# 14 Gallon Hexagon Tank Hood?



## Burks (May 25, 2006)

I'm having a terrible time finding a tank hood for my 20+ year old 14 gallon tank. The current one is in pretty bad condition and I don't trust the light fixture.

Any idea where I can find one? I'd like to have the panel glass due to future high light conditions.

Also, is there a way to convert from a plastic panel to glass?

Thank you.


----------



## cwlodarczyk (Sep 18, 2005)

I don't know where you're located but I know that Strictly Fish in Lakewood, CA both carries hex canopies or can order them for you based on your measurements. I was looking for one for my 20G and they ran a bit over $100 - I would think that the price for yours would be similar.

Give them a call:
Strictly Fish
562.421.9106


----------



## Burks (May 25, 2006)

I contacted All-Glass and received an e-mail back today.
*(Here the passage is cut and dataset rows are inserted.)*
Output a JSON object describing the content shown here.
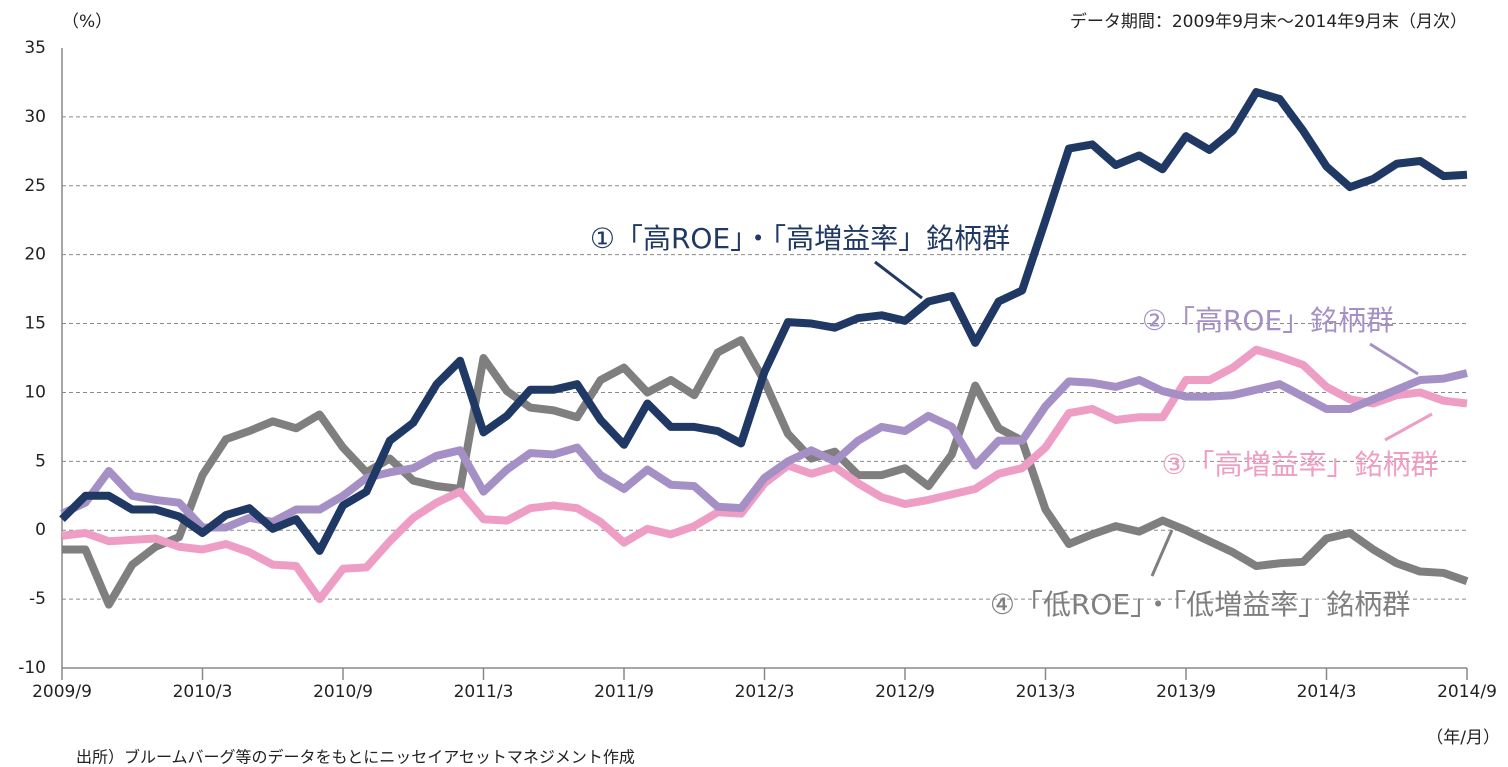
{
  "chart_data": {
    "type": "line",
    "y_label": "（%）",
    "subtitle": "データ期間：2009年9月末～2014年9月末（月次）",
    "x_label": "（年/月）",
    "source": "出所）ブルームバーグ等のデータをもとにニッセイアセットマネジメント作成",
    "categories": [
      "2009/9",
      null,
      null,
      null,
      null,
      null,
      "2010/3",
      null,
      null,
      null,
      null,
      null,
      "2010/9",
      null,
      null,
      null,
      null,
      null,
      "2011/3",
      null,
      null,
      null,
      null,
      null,
      "2011/9",
      null,
      null,
      null,
      null,
      null,
      "2012/3",
      null,
      null,
      null,
      null,
      null,
      "2012/9",
      null,
      null,
      null,
      null,
      null,
      "2013/3",
      null,
      null,
      null,
      null,
      null,
      "2013/9",
      null,
      null,
      null,
      null,
      null,
      "2014/3",
      null,
      null,
      null,
      null,
      null,
      "2014/9"
    ],
    "ylim": [
      -10,
      35
    ],
    "yticks": [
      -10,
      -5,
      0,
      5,
      10,
      15,
      20,
      25,
      30,
      35
    ],
    "grid": true,
    "series": [
      {
        "name": "④「低ROE」・「低増益率」銘柄群",
        "color": "#7f7f7f",
        "values": [
          -1.4,
          -1.4,
          -5.4,
          -2.5,
          -1.2,
          -0.5,
          4.0,
          6.6,
          7.2,
          7.9,
          7.4,
          8.4,
          6.0,
          4.2,
          5.2,
          3.6,
          3.2,
          3.0,
          12.5,
          10.1,
          8.9,
          8.7,
          8.2,
          10.9,
          11.8,
          10.0,
          10.9,
          9.8,
          12.9,
          13.8,
          10.8,
          7.0,
          5.2,
          5.7,
          4.0,
          4.0,
          4.5,
          3.2,
          5.5,
          10.5,
          7.4,
          6.5,
          1.5,
          -1.0,
          -0.3,
          0.3,
          -0.1,
          0.7,
          0,
          -0.8,
          -1.6,
          -2.6,
          -2.4,
          -2.3,
          -0.6,
          -0.2,
          -1.4,
          -2.4,
          -3.0,
          -3.1,
          -3.7
        ]
      },
      {
        "name": "③「高増益率」銘柄群",
        "color": "#ee9ec4",
        "values": [
          -0.4,
          -0.2,
          -0.8,
          -0.7,
          -0.6,
          -1.2,
          -1.4,
          -1.0,
          -1.6,
          -2.5,
          -2.6,
          -5.0,
          -2.8,
          -2.7,
          -0.8,
          0.9,
          2.0,
          2.8,
          0.8,
          0.7,
          1.6,
          1.8,
          1.6,
          0.6,
          -0.9,
          0.1,
          -0.3,
          0.3,
          1.3,
          1.2,
          3.4,
          4.7,
          4.1,
          4.6,
          3.4,
          2.4,
          1.9,
          2.2,
          2.6,
          3.0,
          4.1,
          4.5,
          6.0,
          8.5,
          8.8,
          8.0,
          8.2,
          8.2,
          10.9,
          10.9,
          11.8,
          13.1,
          12.6,
          12.0,
          10.4,
          9.5,
          9.2,
          9.8,
          10.0,
          9.4,
          9.2
        ]
      },
      {
        "name": "②「高ROE」銘柄群",
        "color": "#a590c6",
        "values": [
          1.2,
          2.0,
          4.3,
          2.5,
          2.2,
          2.0,
          0.2,
          0.2,
          0.9,
          0.6,
          1.5,
          1.5,
          2.5,
          3.8,
          4.2,
          4.5,
          5.4,
          5.8,
          2.8,
          4.4,
          5.6,
          5.5,
          6.0,
          4.0,
          3.0,
          4.4,
          3.3,
          3.2,
          1.7,
          1.6,
          3.8,
          5.0,
          5.8,
          5.0,
          6.5,
          7.5,
          7.2,
          8.3,
          7.5,
          4.7,
          6.5,
          6.5,
          9.0,
          10.8,
          10.7,
          10.4,
          10.9,
          10.1,
          9.7,
          9.7,
          9.8,
          10.2,
          10.6,
          9.7,
          8.8,
          8.8,
          9.5,
          10.2,
          10.9,
          11.0,
          11.4
        ]
      },
      {
        "name": "①「高ROE」・「高増益率」銘柄群",
        "color": "#1f3864",
        "values": [
          0.8,
          2.5,
          2.5,
          1.5,
          1.5,
          1.0,
          -0.2,
          1.1,
          1.6,
          0.1,
          0.8,
          -1.5,
          1.8,
          2.8,
          6.5,
          7.8,
          10.6,
          12.3,
          7.1,
          8.3,
          10.2,
          10.2,
          10.6,
          8.0,
          6.2,
          9.2,
          7.5,
          7.5,
          7.2,
          6.3,
          11.5,
          15.1,
          15.0,
          14.7,
          15.4,
          15.6,
          15.2,
          16.6,
          17.0,
          13.6,
          16.6,
          17.4,
          22.5,
          27.7,
          28.0,
          26.5,
          27.2,
          26.2,
          28.6,
          27.6,
          29.0,
          31.8,
          31.3,
          29.0,
          26.4,
          24.9,
          25.5,
          26.6,
          26.8,
          25.7,
          25.8
        ]
      }
    ]
  }
}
The person who replied said the idea for hexagon Versa-Top's has been suggested before but was shot down. Now that they are receiving more requests, it will be brought back up for consideration.

There still is hope! If not, guess I'll be cutting my own.


----------



## bpimm (Jun 12, 2006)

I have the same tank, I had to cut my own glass top to fit. I have a coralife 2X9 6700K light on it $29.99 at LFS. looks good and works good.

Brian


----------